I have always wanted a Celine box in ombré lizard skin and was lucky enough to score one 2 weeks ago in UK. However, after doing some research on this lizard skin, I don’t know if I should keep this beauty. They say the white part of the ombré will eventually turn yellow (especially if you expose it under the sun). Has this happened to anybody??? Please let me know cause I really want to keep this beauty. But given the price, if the white can’t remain white in the future after usage, I don’t think it’s worth to pay so much for a bag that will turn yellow


----------



## Deleted member 676086

My friend had the mini clasp in this leather and it did turn yellow and she had to sell it


----------



## wish4astar

angelaccpan said:


> My friend had the mini clasp in this leather and it did turn yellow and she had to sell it



Thanks for your comment! Was it really bad? After how long from when she was purchased till it turned yellow?


----------



## Deleted member 676086

wish4astar said:


> Thanks for your comment! Was it really bad? After how long from when she was purchased till it turned yellow?
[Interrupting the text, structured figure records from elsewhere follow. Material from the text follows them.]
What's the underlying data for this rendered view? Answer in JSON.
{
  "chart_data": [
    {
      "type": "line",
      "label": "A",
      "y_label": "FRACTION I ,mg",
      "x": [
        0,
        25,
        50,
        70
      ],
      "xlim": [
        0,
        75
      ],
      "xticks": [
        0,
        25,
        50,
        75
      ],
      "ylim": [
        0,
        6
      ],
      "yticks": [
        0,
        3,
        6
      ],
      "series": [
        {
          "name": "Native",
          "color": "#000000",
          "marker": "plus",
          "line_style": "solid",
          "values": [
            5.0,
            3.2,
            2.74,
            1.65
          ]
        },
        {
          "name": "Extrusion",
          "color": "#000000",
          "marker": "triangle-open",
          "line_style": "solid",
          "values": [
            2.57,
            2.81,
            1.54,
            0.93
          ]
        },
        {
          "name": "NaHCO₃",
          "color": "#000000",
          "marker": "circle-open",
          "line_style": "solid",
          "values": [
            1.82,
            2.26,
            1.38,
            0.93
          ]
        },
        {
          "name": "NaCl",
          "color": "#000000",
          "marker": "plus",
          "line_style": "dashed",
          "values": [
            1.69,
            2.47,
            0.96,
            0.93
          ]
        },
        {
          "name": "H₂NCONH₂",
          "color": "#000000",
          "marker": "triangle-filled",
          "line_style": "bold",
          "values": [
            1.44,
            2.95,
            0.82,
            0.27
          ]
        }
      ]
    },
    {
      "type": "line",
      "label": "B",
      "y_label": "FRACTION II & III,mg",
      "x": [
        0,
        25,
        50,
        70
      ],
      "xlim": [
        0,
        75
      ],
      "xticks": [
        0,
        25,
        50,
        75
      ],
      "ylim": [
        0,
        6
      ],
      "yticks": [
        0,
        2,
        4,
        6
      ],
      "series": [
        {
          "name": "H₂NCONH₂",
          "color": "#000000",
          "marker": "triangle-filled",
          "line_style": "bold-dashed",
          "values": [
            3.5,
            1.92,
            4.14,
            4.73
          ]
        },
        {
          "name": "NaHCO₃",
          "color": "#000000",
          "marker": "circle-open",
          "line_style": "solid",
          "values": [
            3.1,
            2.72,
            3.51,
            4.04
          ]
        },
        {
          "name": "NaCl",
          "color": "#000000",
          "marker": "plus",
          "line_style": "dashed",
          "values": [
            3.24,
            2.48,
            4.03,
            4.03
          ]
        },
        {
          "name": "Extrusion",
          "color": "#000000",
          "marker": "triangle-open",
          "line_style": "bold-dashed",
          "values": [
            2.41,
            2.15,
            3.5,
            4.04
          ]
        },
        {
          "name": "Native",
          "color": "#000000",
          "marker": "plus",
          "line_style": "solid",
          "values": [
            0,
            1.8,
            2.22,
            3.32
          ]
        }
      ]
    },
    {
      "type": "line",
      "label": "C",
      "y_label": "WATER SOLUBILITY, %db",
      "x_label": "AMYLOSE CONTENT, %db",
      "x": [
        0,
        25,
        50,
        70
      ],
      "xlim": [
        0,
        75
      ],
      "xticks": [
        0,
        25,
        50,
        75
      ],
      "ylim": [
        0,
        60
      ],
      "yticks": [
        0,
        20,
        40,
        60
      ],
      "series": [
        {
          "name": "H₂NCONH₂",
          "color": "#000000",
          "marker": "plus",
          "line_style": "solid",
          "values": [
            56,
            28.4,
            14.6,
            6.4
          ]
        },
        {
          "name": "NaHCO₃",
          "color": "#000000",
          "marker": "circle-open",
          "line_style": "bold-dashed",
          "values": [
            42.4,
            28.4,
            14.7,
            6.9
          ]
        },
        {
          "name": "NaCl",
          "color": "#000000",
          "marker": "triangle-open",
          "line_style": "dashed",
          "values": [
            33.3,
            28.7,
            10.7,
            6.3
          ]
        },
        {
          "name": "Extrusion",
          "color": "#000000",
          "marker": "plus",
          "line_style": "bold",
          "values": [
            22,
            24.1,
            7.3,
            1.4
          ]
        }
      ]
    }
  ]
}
I think it was 1-2 years after she bought it, and it was yellow to a level that she no longer wanted it or thought it looked nice


----------



## Fifilabelle

wish4astar said:


> Hi girls,
> 
> I have always wanted a Celine box in ombré lizard skin and was lucky enough to score one 2 weeks ago in UK. However, after doing some research on this lizard skin, I don’t know if I should keep this beauty. They say the white part of the ombré will eventually turn yellow (especially if you expose it under the sun). Has this happened to anybody??? Please let me know cause I really want to keep this beauty. But given the price, if the white can’t remain white in the future after usage, I don’t think it’s worth to pay so much for a bag that will turn yellow



Hi there, just wondering if you kept this bag and if it turned yellow after all? In the same situation now but don’t want to spend the $$$ if I’ll have this sort of experience in the end!


----------



## Miarta

Fifilabelle said:


> Hi there, just wondering if you kept this bag and if it turned yellow after all? In the same situation now but don’t want to spend the $$$ if I’ll have this sort of experience in the end!
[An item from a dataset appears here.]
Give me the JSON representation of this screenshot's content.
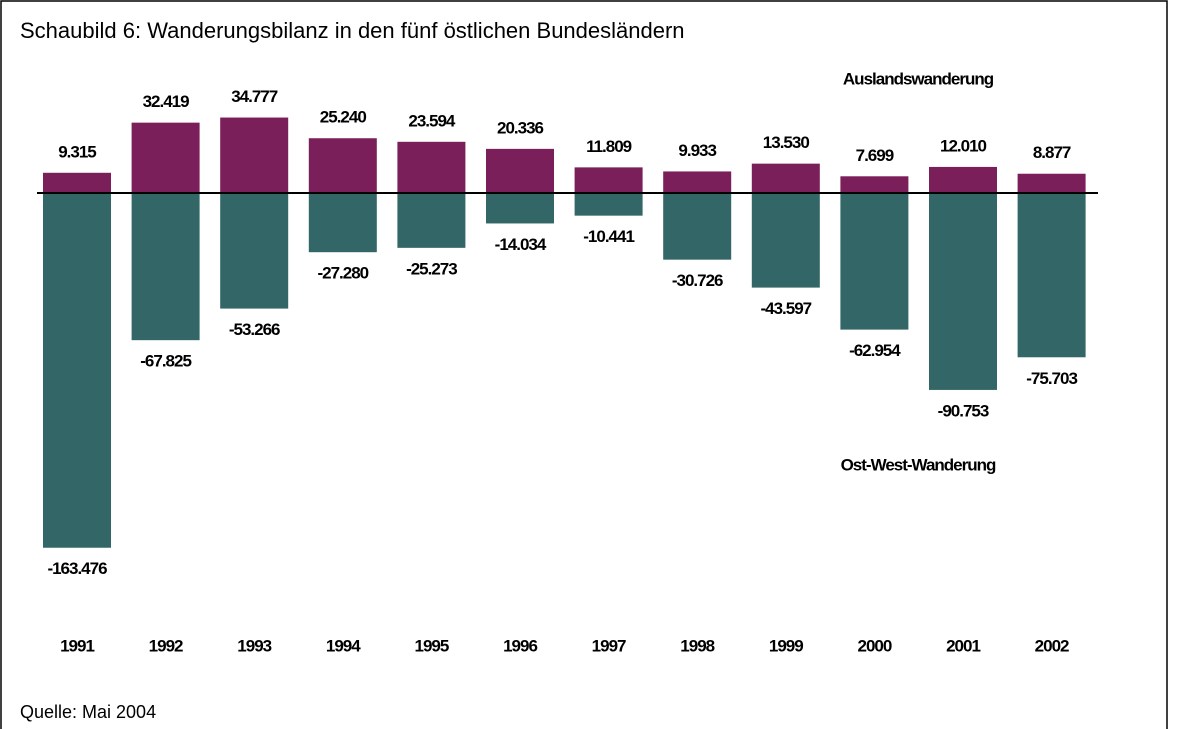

Hi there, I just read post and see that nobody answered your question. I have different brand bag same lizard skin and it does turn yellow. It’s a matter of likes or not. I kept mine I like the look of it, it got patina thing going on. But then i don’t baby my things, bags ,shoes ,jewelry, clothing is there to serve and make me happy not other way around .


----------



## Fifilabelle

Miarta said:


> Hi there, I just read post and see that nobody answered your question. I have different brand bag same lizard skin and it does turn yellow. It’s a matter of likes or not. I kept mine I like the look of it, it got patina thing going on. But then i don’t baby my things, bags ,shoes ,jewelry, clothing is there to serve and make me happy not other way around .


Thanks so much for the info - I ended up not buying the bag mainly because I got the grey in the end. That one goes better with most of my wardrobe. But you are right that these things are all supposed to be enjoyed - good reminder for me because I can’t help babying them lol! Thanks a lot for replying! ❤️


----------